DIWANIYA, Iraq (Reuters) – The Polish military marked the end of its five-year partnership with U.S. forces in Iraq on Saturday and prepared to withdraw.
U.S. and Polish officials, including Polish Defense Minister Bogdan Klich and U.S. commander in Iraq General Ray Odierno, gathered in Diwaniya, 150 km (95 miles) south of Baghdad, for a ceremony to commemorate the mission’s end.
Poland, which supported the U.S.-led military invasion in 2003, has some 900 troops stationed in Iraq, down from a peak of 2,500 in the first years of the war.
Poland was the only country other than the United States and Britain to command a full division of foreign troops in Iraq, and contingents from several other countries initially served under Polish command in a broad area south of Baghdad.

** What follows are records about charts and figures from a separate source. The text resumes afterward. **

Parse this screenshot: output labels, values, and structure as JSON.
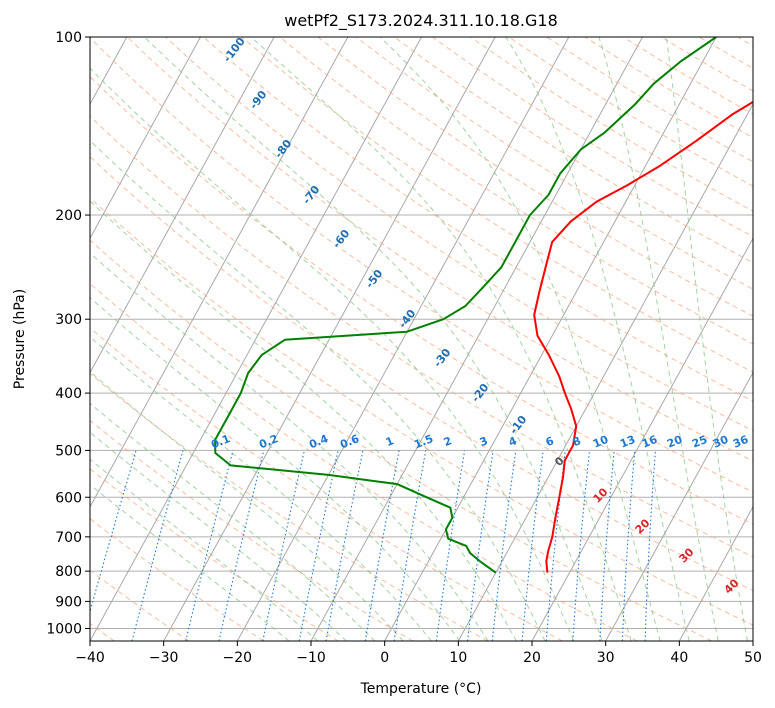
{
  "chart_data": {
    "type": "line",
    "subtype": "skew-T log-P diagram",
    "title": "wetPf2_S173.2024.311.10.18.G18",
    "xlabel": "Temperature (°C)",
    "ylabel": "Pressure (hPa)",
    "xlim": [
      -40,
      50
    ],
    "ylim": [
      1050,
      100
    ],
    "y_scale": "log",
    "grid": true,
    "x_ticks": [
      -40,
      -30,
      -20,
      -10,
      0,
      10,
      20,
      30,
      40,
      50
    ],
    "y_ticks": [
      100,
      200,
      300,
      400,
      500,
      600,
      700,
      800,
      900,
      1000
    ],
    "series": [
      {
        "color": "#ff0000",
        "points": [
          [
            17,
            805
          ],
          [
            16,
            770
          ],
          [
            15.5,
            740
          ],
          [
            15,
            700
          ],
          [
            14,
            650
          ],
          [
            13,
            600
          ],
          [
            12,
            555
          ],
          [
            11,
            520
          ],
          [
            11,
            490
          ],
          [
            10,
            455
          ],
          [
            8,
            425
          ],
          [
            6,
            400
          ],
          [
            4,
            375
          ],
          [
            1,
            345
          ],
          [
            -2,
            320
          ],
          [
            -4,
            295
          ],
          [
            -5,
            270
          ],
          [
            -6,
            245
          ],
          [
            -7,
            222
          ],
          [
            -6,
            205
          ],
          [
            -4,
            190
          ],
          [
            -1,
            178
          ],
          [
            2,
            165
          ],
          [
            5,
            150
          ],
          [
            8,
            135
          ],
          [
            11,
            125
          ],
          [
            13,
            115
          ],
          [
            15,
            107
          ],
          [
            18,
            100
          ]
        ]
      },
      {
        "color": "#008000",
        "points": [
          [
            10,
            805
          ],
          [
            7,
            770
          ],
          [
            5,
            745
          ],
          [
            4,
            725
          ],
          [
            1,
            705
          ],
          [
            0,
            680
          ],
          [
            0,
            650
          ],
          [
            -1,
            625
          ],
          [
            -5,
            600
          ],
          [
            -10,
            570
          ],
          [
            -20,
            550
          ],
          [
            -34,
            530
          ],
          [
            -37,
            505
          ],
          [
            -38,
            480
          ],
          [
            -38,
            440
          ],
          [
            -38,
            400
          ],
          [
            -38.5,
            370
          ],
          [
            -38,
            345
          ],
          [
            -36,
            325
          ],
          [
            -20,
            315
          ],
          [
            -16,
            300
          ],
          [
            -14,
            285
          ],
          [
            -13,
            265
          ],
          [
            -12,
            245
          ],
          [
            -12,
            225
          ],
          [
            -12,
            200
          ],
          [
            -11,
            185
          ],
          [
            -11,
            170
          ],
          [
            -10,
            155
          ],
          [
            -8,
            145
          ],
          [
            -6,
            130
          ],
          [
            -5,
            120
          ],
          [
            -3,
            110
          ],
          [
            0,
            100
          ]
        ]
      }
    ],
    "dry_adiabat_labels": [
      "-100",
      "-90",
      "-80",
      "-70",
      "-60",
      "-50",
      "-40",
      "-30",
      "-20",
      "-10"
    ],
    "mixing_ratio_labels": [
      "0.1",
      "0.2",
      "0.4",
      "0.6",
      "1",
      "1.5",
      "2",
      "3",
      "4",
      "6",
      "8",
      "10",
      "13",
      "16",
      "20",
      "25",
      "30",
      "36"
    ],
    "moist_adiabat_labels": [
      "0",
      "10",
      "20",
      "30",
      "40"
    ],
    "colors": {
      "temperature": "#ff0000",
      "dewpoint": "#008000",
      "isotherm": "#808080",
      "dry_adiabat": "#f4a582",
      "moist_adiabat": "#7fbf7f",
      "mixing_ratio": "#1f78d1",
      "dry_label": "#1f6fb0",
      "moist_label_warm": "#d62728",
      "moist_label_zero": "#555555"
    }
  }
}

But in the past few years U.S. troops assumed responsibility for most of the territory previously under Polish command. A U.S. division south of Baghdad will now take over responsibility for the last Polish-led areas.
More than 20 Polish soldiers have died in Iraq, most of them in 2004, according to the website www.icasualties.org, which collates official casualty figures.
Polish Prime Minister Donald Tusk pledged to withdraw Poland’s troops from Iraq as part of his campaign last year.
The Polish troops’ departure comes as violence falls to four-year lows across Iraq.
As conditions improve, Washington plans to reduce its force of around 146,000 in Iraq by 8,000 by early next year.
Some 2,000 Georgian troops — once the biggest foreign contingent in Iraq after the United States and Britain — left in August because of the conflict between Russia and Georgia over the separatist region of South Ossetia.
Britain has 3,900 troops, stationed primarily in southern Iraq.